Some are willing to go ahead with it for the companionship. “I don’t consider sex to be an essential part of a marriage,” says a 29-year-old ayurvedic doctor based in Mumbai, “[But] if I get a partner who is always with me, I am willing to adjust. Even sex out of marriage will not be objectionable, as far as trust is maintained. I would say it’s like a head massage. ‘You like it and you want it, okay, pay for it’; ‘Go there, take it and be back when done’.” When he was growing up, he never understood why everyone was so interested in sex. “It was weird during adolescence. Sex was one of the main topics of discussion. I was like, ‘What’s the big deal?’” He was a good student, inclined to be religious, and kept off all things sexual. “There is social pressure in India to stay away from the opposite sex and talking about sex is taboo. I was too innocent to believe all this,” he says. But then as he grew older, he realised something else was at work. He had never been attracted, sexually or romantically, to anyone else. When his friends—who would also religiously stay off the subject of sex—began to get married and have children, he began to wonder about himself. About three years ago, much to his relief, he realised that there were many others like him online. “[Before that] it was quite difficult to understand what was wrong with me,” he says.
Apart from Asexual India, there are other online spaces devoted to asexual as well. Grace Singh, the pseudonym of a 28-year-old researcher from Delhi who identifies herself as a demisexual, was one of the first to form a Facebook page, ‘Indian Aces’, for Indian asexuals back in 2014. She revived it last year, when she began to see more activity in this space. “[Closet] asexuals were creating separate Facebook accounts to join these groups so others from their personal life would not know about it,” she says. To extend the platform, she has come up with something called Platonicity, a match-making forum for asexuals and other sexual minorities who want relationships or marriages of convenience. For instance, Singh explains, if a gay person needs to marry someone of the opposite sex (for some reason), s/he would be better off marrying an asexual who also needs a dummy wedding.

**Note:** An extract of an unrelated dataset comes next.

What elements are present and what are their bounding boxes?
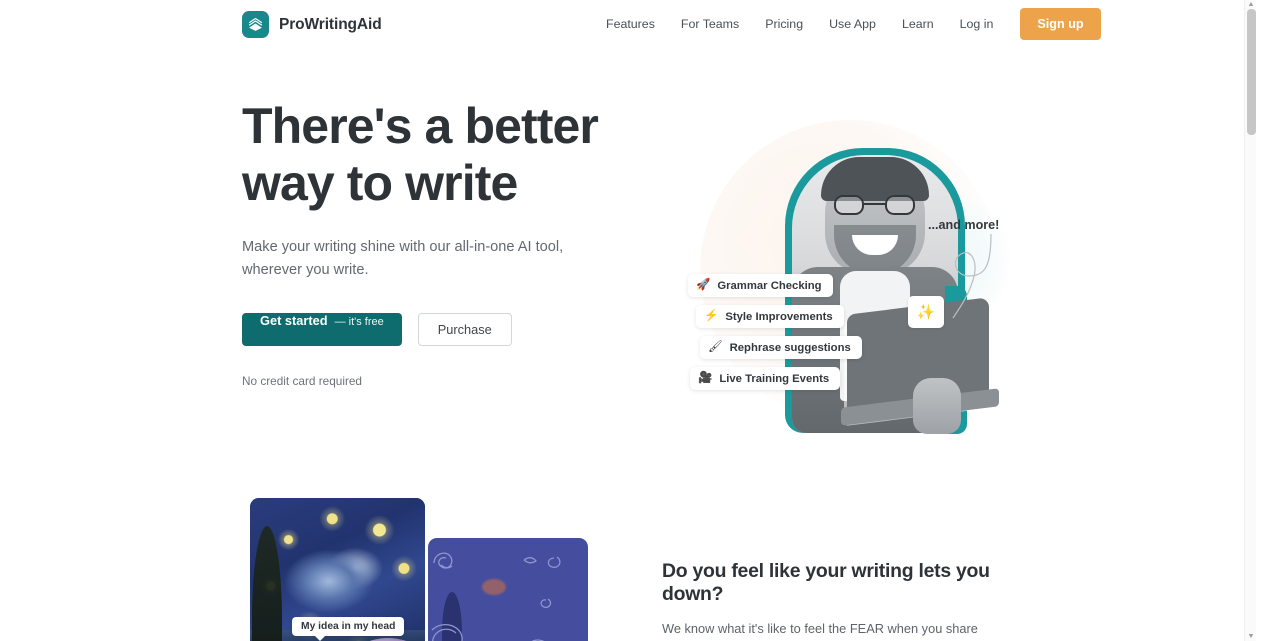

If asexuality is inborn, as research suggests and asexuals insist, it raises tantalising questions about human sexuality and evolution. Much of our social behaviour, from the care we take in our grooming to something as simple as dancing, is said to be a kind of sexual competition. We are all supposed to be in contention with one another for mates, the biologically encoded aim being to perpetuate our genes. From an evolutionary perspective, sex is pleasurable for the purpose of procreation and continuation of the species. But what about those for whom sex is one big yawn?
Not all allosexuals are convinced of asexuality. Some time ago, Sai Kumar and other asexuals noticed something strange on asexual online forums internationally. Heterosexual men has begun to join them. How come? “They were hitting on asexuals,” Sai Kumar says, “I think they were hoping to get laid or something.”